L'ironie veut qu'un problème décelé dans les premiers modèles du filtre de Manz, utilisé au Chili vers le milieu des années 1990 dans le cadre d'un projet financé par le CRDI, permette de découvrir que le filtre serait utile au Canada. « On ne cessait de m'appeler du Chili pour me dire que les filtres se bouchaient constamment. Personne ne pouvait me dire ce qui se passait », se rappelle Manz. « Le CRDI m'a donc renvoyé là-bas; je n'ai pas été long à constater ce qui bouchaient les filtres : ils servaient à la déferrisation de l’eau. »

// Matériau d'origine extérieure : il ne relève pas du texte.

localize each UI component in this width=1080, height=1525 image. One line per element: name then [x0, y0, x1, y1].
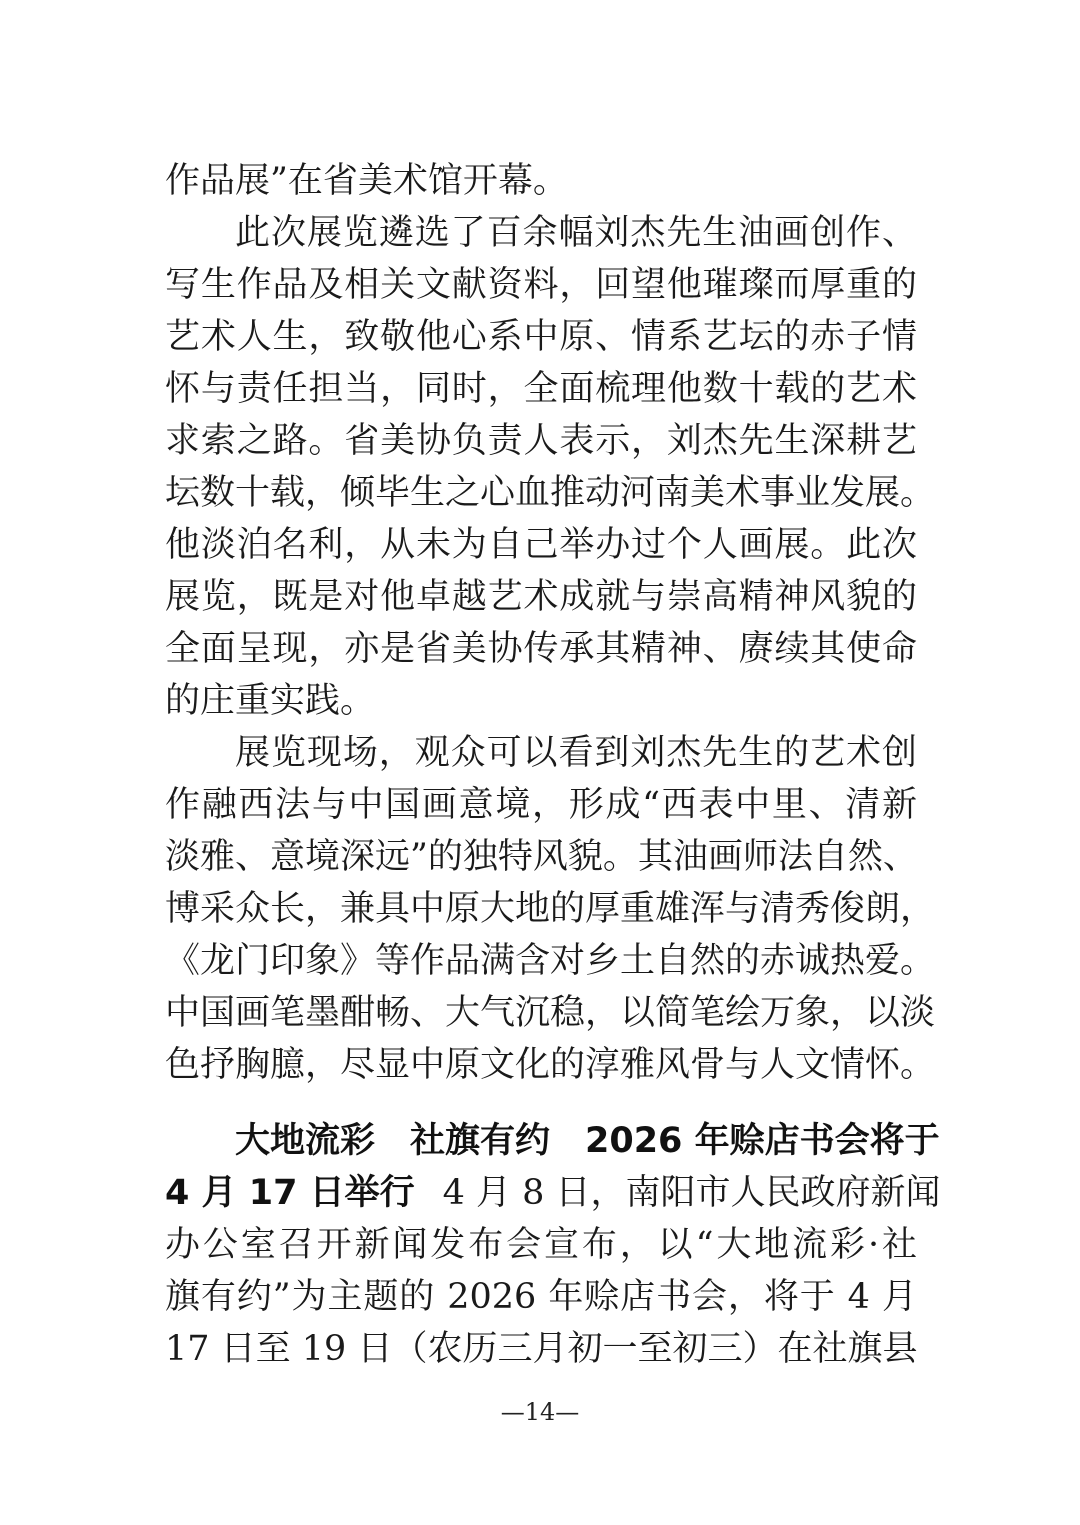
- page-number: —14—: [500, 1398, 580, 1426]
- news-body-text: 4 月 8 日，南阳市人民政府新闻: [442, 1173, 941, 1213]
- paragraph-line: 他淡泊名利，从未为自己举办过个人画展。此次: [165, 525, 917, 565]
- news-body-line: 办公室召开新闻发布会宣布，以“大地流彩·社: [165, 1225, 917, 1265]
- paragraph-line: 的庄重实践。: [165, 681, 376, 721]
- paragraph-line: 艺术人生，致敬他心系中原、情系艺坛的赤子情: [165, 317, 917, 357]
- paragraph-line: 展览，既是对他卓越艺术成就与崇高精神风貌的: [165, 577, 917, 617]
- paragraph-line: 作品展”在省美术馆开幕。: [165, 161, 568, 201]
- news-headline-and-body-line: [165, 1166, 941, 1220]
- paragraph-line: 求索之路。省美协负责人表示，刘杰先生深耕艺: [165, 421, 917, 461]
- paragraph-line: 博采众长，兼具中原大地的厚重雄浑与清秀俊朗，: [165, 889, 936, 929]
- paragraph-line: 坛数十载，倾毕生之心血推动河南美术事业发展。: [165, 473, 936, 513]
- paragraph-line: 怀与责任担当，同时，全面梳理他数十载的艺术: [165, 369, 917, 409]
- news-headline: 大地流彩 社旗有约 2026 年赊店书会将于: [235, 1121, 940, 1161]
- paragraph-line: 此次展览遴选了百余幅刘杰先生油画创作、: [235, 213, 917, 253]
- paragraph-line: 写生作品及相关文献资料，回望他璀璨而厚重的: [165, 265, 917, 305]
- paragraph-line: 全面呈现，亦是省美协传承其精神、赓续其使命: [165, 629, 917, 669]
- news-body-line: 旗有约”为主题的 2026 年赊店书会，将于 4 月: [165, 1277, 917, 1317]
- paragraph-line: 作融西法与中国画意境，形成“西表中里、清新: [165, 785, 917, 825]
- paragraph-line: 《龙门印象》等作品满含对乡土自然的赤诚热爱。: [165, 941, 936, 981]
- paragraph-line: 色抒胸臆，尽显中原文化的淳雅风骨与人文情怀。: [165, 1045, 936, 1085]
- news-headline-continuation: 4 月 17 日举行: [165, 1173, 415, 1213]
- paragraph-line: 淡雅、意境深远”的独特风貌。其油画师法自然、: [165, 837, 918, 877]
- news-body-line: 17 日至 19 日（农历三月初一至初三）在社旗县: [165, 1329, 918, 1369]
- paragraph-line: 中国画笔墨酣畅、大气沉稳，以简笔绘万象，以淡: [165, 993, 936, 1033]
- paragraph-line: 展览现场，观众可以看到刘杰先生的艺术创: [235, 733, 917, 773]
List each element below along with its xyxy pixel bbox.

« C'était très important pour les collectivités chiliennes parce qu'ainsi elles ne tachaient plus leurs vêtements en faisant la lessive et l'eau avait meilleur goût », ajoute Manz. Bien que le fer ne nuise en rien à la salubrité de l'eau, l'eau qui en contient suffisamment laisse sur les vêtements des taches orangées. Il se trouve que l'eau ferrugineuse pose aussi problème au Canada. « C'est un énorme problème — dans tous les pays du monde », souligne Manz.

Des filtres à sable dans des fermes canadiennes

Le filtre a subi des modifications afin de pouvoir déferriser sans s'obstruer. « J'ai présenté la nouvelle version à un groupe de l'Université de Calgary; la déferrisation les a enthousiasmés et ils m'ont demandé s'il était possible de faire la même chose dans une ferme. '' Naturellement '', leur ai-je répondu. »

Les filtres ont donc été utilisés pendant près de six ans dans des collectivités agricoles de l'Alberta, dans le cadre d'un projet parrainé par l'Administration du rétablissement agricole des Prairies (ARAP) d'Agriculture Canada. « Tout marche comme sur des roulettes », rapport Manz en parlant du projet ARAP. « Non seulement nous réussissons à prélever le fer, mais nous savons aussi comment piéger le sulfure d'hydrogène, les ferrobactéries et autres saletés que l'on trouve dans les puits. »

Au service des entreprises et des collectivités

Les filtres, qui au départ ressemblaient à de simples seaux, sont devenus de grands systèmes automatisés. « Des filtres encore plus grands sont utilisés dans une réserve autochtone à l'ouest de Calgary et la pétrolière Chevron compte se servir de ce modèle dans des collectivités du Nigéria », indique Manz.

Le prix des filtres varie : les modèles manuels, plus petits, qui peuvent filtrer une vingtaine de litres d'eau en une heure, coûtent environ 150 $ tandis que les très grands systèmes automatisés, capables d'alimenter en eau des villages et des collectivités, valent près de 250 000 $.

Colin Campbell est rédacteur pigiste à Ottawa.